The discussion also centered on one of the main themes of the film, Bridget’s age. O’Sullivan said that she was 34 at the time she wrote the script, and at this age, you are judged by your success, your marital status, and when you are planning to have a child; because time is running out. In one scene she meets a past acquaintance, who comments on her own geriatric pregnancy at the age of 35.

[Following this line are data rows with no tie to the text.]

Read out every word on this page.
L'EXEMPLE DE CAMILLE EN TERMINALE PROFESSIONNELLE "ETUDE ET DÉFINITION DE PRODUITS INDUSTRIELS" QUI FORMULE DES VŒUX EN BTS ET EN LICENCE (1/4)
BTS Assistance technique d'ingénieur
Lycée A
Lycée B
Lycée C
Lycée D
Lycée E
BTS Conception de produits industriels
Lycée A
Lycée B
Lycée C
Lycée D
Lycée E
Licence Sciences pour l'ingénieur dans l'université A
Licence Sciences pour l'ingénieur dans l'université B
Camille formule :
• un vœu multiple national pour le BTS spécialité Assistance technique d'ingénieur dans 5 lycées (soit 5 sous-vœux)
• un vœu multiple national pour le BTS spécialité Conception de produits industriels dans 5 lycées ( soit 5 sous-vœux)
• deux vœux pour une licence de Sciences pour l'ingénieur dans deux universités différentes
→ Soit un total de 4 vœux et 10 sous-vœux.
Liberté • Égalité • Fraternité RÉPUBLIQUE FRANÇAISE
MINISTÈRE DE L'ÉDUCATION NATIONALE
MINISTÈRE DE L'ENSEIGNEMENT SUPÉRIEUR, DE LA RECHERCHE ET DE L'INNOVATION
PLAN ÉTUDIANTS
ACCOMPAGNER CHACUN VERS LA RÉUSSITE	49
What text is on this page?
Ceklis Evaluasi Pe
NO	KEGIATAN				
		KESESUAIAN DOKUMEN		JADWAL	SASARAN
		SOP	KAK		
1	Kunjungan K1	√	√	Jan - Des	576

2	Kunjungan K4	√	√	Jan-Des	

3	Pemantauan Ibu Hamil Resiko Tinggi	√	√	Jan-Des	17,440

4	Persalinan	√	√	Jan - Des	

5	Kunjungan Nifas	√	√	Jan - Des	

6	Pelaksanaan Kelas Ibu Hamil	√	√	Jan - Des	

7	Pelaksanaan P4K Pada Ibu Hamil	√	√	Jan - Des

The film is brilliantly well written and directed as it touches on many relevant topics of the day in a very natural way. O’Sullivan and Thompson are hoping for a 2019 theatrical release, and in this humble writer’s opinion, this is a film that should be considered when award season rolls around as it redefines what a “coming of age” film can be. “Saint Frances” has received critical praise and was recently awarded the Breakthrough Voice Award and the Audience Favorite Award for a narrative film at the SXSW Film Festival.
The second film of opening night was “Greener Grass,” a dark and absurdist comedy, satirizing many aspects of suburban society to an extreme. Prior to the screening, filmmakers Jocelyn DeBoer and Dawn Luebbe embraced a description of the film as the most f**ed up movie of the decade. Both mentioned their upbringing in suburban settings and advised the audience that what they were about to see was “their fault” and that they should “strap themselves in.” They were right. Be sure that you are open to mind-bending possibilities before seeing this film
Patty Babin reporting for Sarah’s Backstage Pass.com, May 18, 2019.